III. Our modes of assembling together are practically fitted to accomplish both these ends—to strengthen and develope our own religious life, and to exhibit and express our interest in the religious life of others.—Our text evidently puts our “assembling together” as a means of “provoking one another to love and good works”; and that is the only kind of “provoking” Christians ever should do. Our modes of assembling are mainly of three kinds:
1. We assemble together for purposes of Christian fellowship.
2. We assemble together for purposes of worship and instruction.
3. And we assemble together to remember our Lord’s death, with the help of His appointed emblems. We need all these kinds of meetings. We need all for the full development of our own life. We need all for the adequate expression of our consideration for others.
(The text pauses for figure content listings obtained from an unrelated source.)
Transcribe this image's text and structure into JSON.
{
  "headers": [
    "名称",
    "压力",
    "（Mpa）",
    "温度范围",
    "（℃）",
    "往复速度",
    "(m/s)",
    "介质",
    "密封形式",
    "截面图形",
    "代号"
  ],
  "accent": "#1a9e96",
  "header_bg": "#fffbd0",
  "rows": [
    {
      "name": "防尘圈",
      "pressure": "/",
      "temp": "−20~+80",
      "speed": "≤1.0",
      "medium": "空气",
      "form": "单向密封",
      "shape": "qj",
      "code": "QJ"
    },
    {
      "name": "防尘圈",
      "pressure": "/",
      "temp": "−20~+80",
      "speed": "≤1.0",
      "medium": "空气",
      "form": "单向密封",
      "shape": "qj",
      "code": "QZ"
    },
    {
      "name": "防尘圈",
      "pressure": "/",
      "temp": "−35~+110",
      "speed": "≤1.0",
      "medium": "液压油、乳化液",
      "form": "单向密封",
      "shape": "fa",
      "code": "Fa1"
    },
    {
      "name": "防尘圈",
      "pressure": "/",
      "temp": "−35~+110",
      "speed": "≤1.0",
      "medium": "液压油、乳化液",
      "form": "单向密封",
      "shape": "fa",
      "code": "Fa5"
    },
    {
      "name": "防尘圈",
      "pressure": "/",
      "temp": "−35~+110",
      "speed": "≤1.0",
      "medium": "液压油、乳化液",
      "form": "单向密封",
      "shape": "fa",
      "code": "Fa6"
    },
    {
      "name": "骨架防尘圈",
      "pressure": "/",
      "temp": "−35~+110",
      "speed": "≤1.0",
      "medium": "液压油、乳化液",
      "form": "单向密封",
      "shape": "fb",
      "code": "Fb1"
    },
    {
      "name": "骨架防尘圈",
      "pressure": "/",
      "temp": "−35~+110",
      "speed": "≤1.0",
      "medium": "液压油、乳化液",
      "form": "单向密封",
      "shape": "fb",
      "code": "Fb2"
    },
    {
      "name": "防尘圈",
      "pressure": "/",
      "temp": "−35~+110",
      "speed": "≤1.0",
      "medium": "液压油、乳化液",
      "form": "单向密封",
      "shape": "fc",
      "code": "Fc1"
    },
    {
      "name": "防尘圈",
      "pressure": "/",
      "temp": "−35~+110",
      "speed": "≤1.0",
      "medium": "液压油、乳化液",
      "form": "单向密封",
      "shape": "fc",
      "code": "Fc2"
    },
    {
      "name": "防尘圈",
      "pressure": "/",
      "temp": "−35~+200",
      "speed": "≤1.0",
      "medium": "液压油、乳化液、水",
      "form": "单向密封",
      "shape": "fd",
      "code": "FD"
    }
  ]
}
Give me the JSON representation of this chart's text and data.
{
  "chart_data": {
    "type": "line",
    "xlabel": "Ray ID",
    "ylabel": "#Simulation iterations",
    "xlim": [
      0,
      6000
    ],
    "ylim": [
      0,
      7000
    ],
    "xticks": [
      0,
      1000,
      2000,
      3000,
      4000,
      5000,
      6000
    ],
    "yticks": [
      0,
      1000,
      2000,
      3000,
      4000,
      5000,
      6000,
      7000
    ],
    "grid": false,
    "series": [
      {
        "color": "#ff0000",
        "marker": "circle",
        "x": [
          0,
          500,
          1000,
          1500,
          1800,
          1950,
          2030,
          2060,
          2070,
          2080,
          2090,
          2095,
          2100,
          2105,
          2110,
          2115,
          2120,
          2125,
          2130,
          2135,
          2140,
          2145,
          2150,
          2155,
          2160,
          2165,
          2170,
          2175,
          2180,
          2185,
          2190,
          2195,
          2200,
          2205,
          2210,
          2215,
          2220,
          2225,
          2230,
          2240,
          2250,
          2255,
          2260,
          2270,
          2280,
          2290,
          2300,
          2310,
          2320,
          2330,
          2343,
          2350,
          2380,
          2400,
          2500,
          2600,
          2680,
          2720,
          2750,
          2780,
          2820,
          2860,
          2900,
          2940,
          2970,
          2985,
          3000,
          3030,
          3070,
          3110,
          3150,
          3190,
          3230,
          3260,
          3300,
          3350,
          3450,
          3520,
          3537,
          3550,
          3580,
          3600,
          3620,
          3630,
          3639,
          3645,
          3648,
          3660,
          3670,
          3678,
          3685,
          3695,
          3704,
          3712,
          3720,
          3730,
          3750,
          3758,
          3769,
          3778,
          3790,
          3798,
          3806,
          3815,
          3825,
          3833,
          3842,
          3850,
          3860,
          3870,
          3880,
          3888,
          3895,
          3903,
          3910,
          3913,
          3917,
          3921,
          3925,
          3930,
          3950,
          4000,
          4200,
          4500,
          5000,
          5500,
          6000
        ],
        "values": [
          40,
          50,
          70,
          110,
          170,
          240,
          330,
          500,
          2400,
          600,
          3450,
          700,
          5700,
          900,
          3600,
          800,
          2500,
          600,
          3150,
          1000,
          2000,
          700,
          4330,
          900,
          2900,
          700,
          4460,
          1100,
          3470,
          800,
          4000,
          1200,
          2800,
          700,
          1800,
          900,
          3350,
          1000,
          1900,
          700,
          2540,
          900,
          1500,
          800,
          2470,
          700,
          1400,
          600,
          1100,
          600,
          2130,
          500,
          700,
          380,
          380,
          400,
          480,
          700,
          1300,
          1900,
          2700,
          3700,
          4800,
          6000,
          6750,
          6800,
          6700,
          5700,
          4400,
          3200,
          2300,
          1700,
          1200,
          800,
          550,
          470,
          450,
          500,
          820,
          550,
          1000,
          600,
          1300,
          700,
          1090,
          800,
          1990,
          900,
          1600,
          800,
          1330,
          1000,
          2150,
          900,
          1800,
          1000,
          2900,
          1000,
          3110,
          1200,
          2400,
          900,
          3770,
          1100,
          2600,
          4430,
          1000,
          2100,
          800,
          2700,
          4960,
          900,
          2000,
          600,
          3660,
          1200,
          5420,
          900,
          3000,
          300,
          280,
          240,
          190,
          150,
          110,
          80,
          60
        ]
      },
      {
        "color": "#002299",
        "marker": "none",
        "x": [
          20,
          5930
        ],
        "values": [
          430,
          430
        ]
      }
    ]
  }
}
The Day approaching.—Christians ought to observe the signs of the times, such as God has foretold. There was a day approaching, a terrible day, to the Jewish nation, when their city should be destroyed, and the body of the people rejected of God for rejecting Christ. This would be a day of dispersion and temptation to the chosen remnant. Now the apostle puts them upon observing what signs there were of the approach of such a terrible day, and upon being the more constant in meeting together and exhorting one another, that they might be the better prepared for such a day. There is a trying day coming on us all, the day of our death, and we should observe all the signs of its approaching, and improve them to greater watchfulness and diligence in duty.—Matthew Henry.